JPMorgan's administered conduits - Asset Portfolio Funding Corp., Delaware Funding Corp., and Park Avenue Receivables Corp. - had a combined $11.5 billion outstanding as of last August.

According to a source in the market, the two sets of programs are viewed as complementary, with Bank One leaning more toward vanilla consumer assets, credit cards, auto loans and trade receivables. JPMorgan's conduit lending activity, meanwhile, tends to finance more esoteric, one-off transactions, often tied to acquisition finance.

Casualties of war

Although most of the Street applauds the planned mega-merger, ABS pros at both firms expressed concerns mostly about their future employment prospects rather than the inevitable culture clash and bloodshed that occur in such combinations.

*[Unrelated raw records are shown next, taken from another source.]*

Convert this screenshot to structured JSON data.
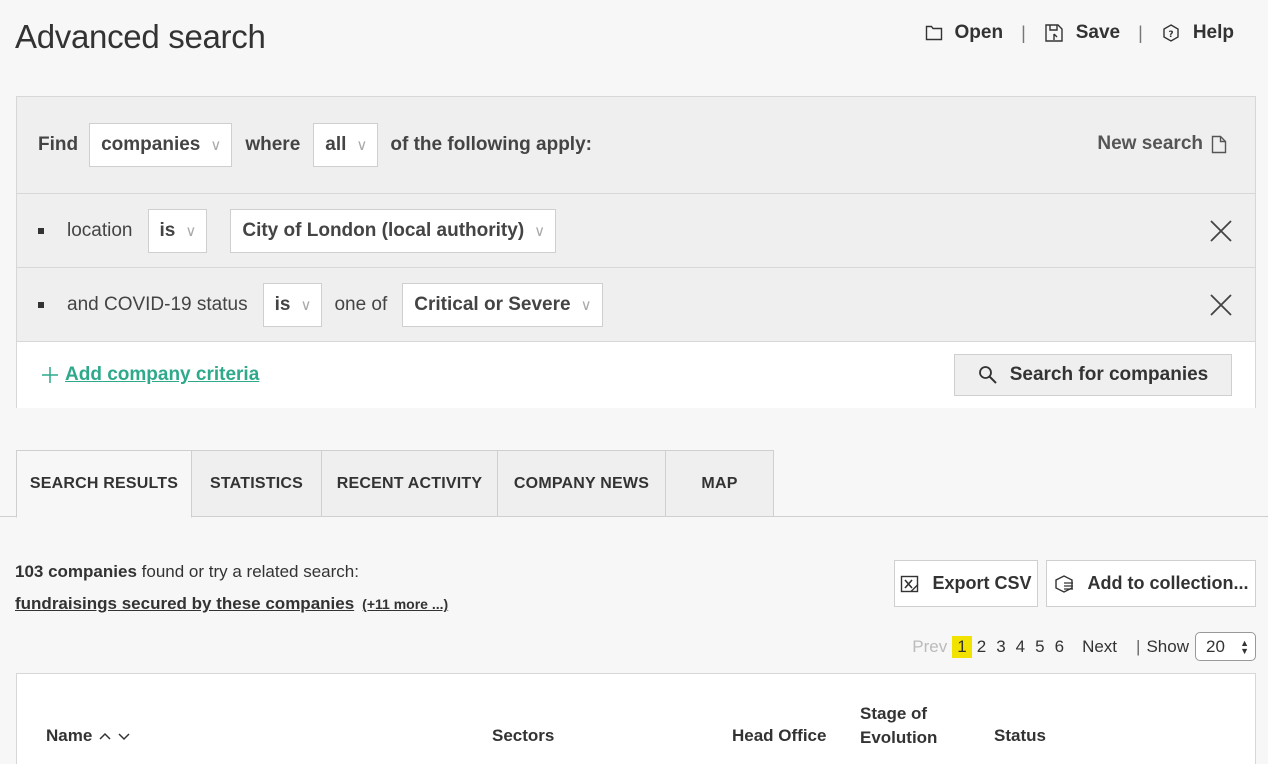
{
  "header": {
    "title": "Advanced search",
    "actions": {
      "open": "Open",
      "save": "Save",
      "help": "Help",
      "separator": "|"
    }
  },
  "query": {
    "find_label": "Find",
    "entity_value": "companies",
    "where_label": "where",
    "match_value": "all",
    "apply_label": "of the following apply:",
    "new_search_label": "New search"
  },
  "criteria": [
    {
      "field": "location",
      "operator": "is",
      "qualifier": "",
      "value": "City of London (local authority)"
    },
    {
      "field": "and COVID-19 status",
      "operator": "is",
      "qualifier": "one of",
      "value": "Critical or Severe"
    }
  ],
  "add_criteria_label": "Add company criteria",
  "search_button_label": "Search for companies",
  "tabs": [
    {
      "label": "SEARCH RESULTS",
      "active": true
    },
    {
      "label": "STATISTICS",
      "active": false
    },
    {
      "label": "RECENT ACTIVITY",
      "active": false
    },
    {
      "label": "COMPANY NEWS",
      "active": false
    },
    {
      "label": "MAP",
      "active": false
    }
  ],
  "results": {
    "count_text": "103 companies",
    "found_suffix": "found or try a related search:",
    "related_link": "fundraisings secured by these companies",
    "more_link": "(+11 more ...)",
    "export_label": "Export CSV",
    "collection_label": "Add to collection..."
  },
  "pagination": {
    "prev": "Prev",
    "pages": [
      "1",
      "2",
      "3",
      "4",
      "5",
      "6"
    ],
    "current": "1",
    "next": "Next",
    "separator": "|",
    "show_label": "Show",
    "show_value": "20"
  },
  "table": {
    "columns": {
      "name": "Name",
      "sectors": "Sectors",
      "head_office": "Head Office",
      "stage_line1": "Stage of",
      "stage_line2": "Evolution",
      "status": "Status"
    }
  },
  "colors": {
    "accent_green": "#2fa98c",
    "current_page": "#f2e200"
  }
}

As for securitization platforms, any synergies will be realized on the issuer side of the equation, where Bank One's Midwest presence as a consumer finance company dovetails with Chase's East Coast foothold. Dangerous overlap in personnel exists in the capital markets, particularly banking, research and trading.

Unfortunately, the victims likely will be from Banc One Capital Markets Inc., industry sources said. "There is a lot of overlap between those two, especially in research and banking, and the JPMorgan guys will probably win out," a recruiter said. "It's all political."

ABS pros at JPMorgan, meanwhile, were less than thrilled about navigating another merger, recalling less-than-fond memories of the JPMorgan/Chase Manhattan marriage ceremony. Despite the eventual success of the newly formed asset-backed group - with post-merger JPMorgan taking the No. 1 spot in ABS underwriting in 2002 - layoffs and defections were plenty.

Both JPMorgan and Banc One have fully staffed syndicate/trading and research strategy operations, two areas that would feel the rumble, particularly if the current Banc One employees aren't willing to relocate to JPMorgan's New York headquarters. "If people at Banc One refuse to assimilate into JPMorgan, they may find themselves on the outside looking in," the recruiter said.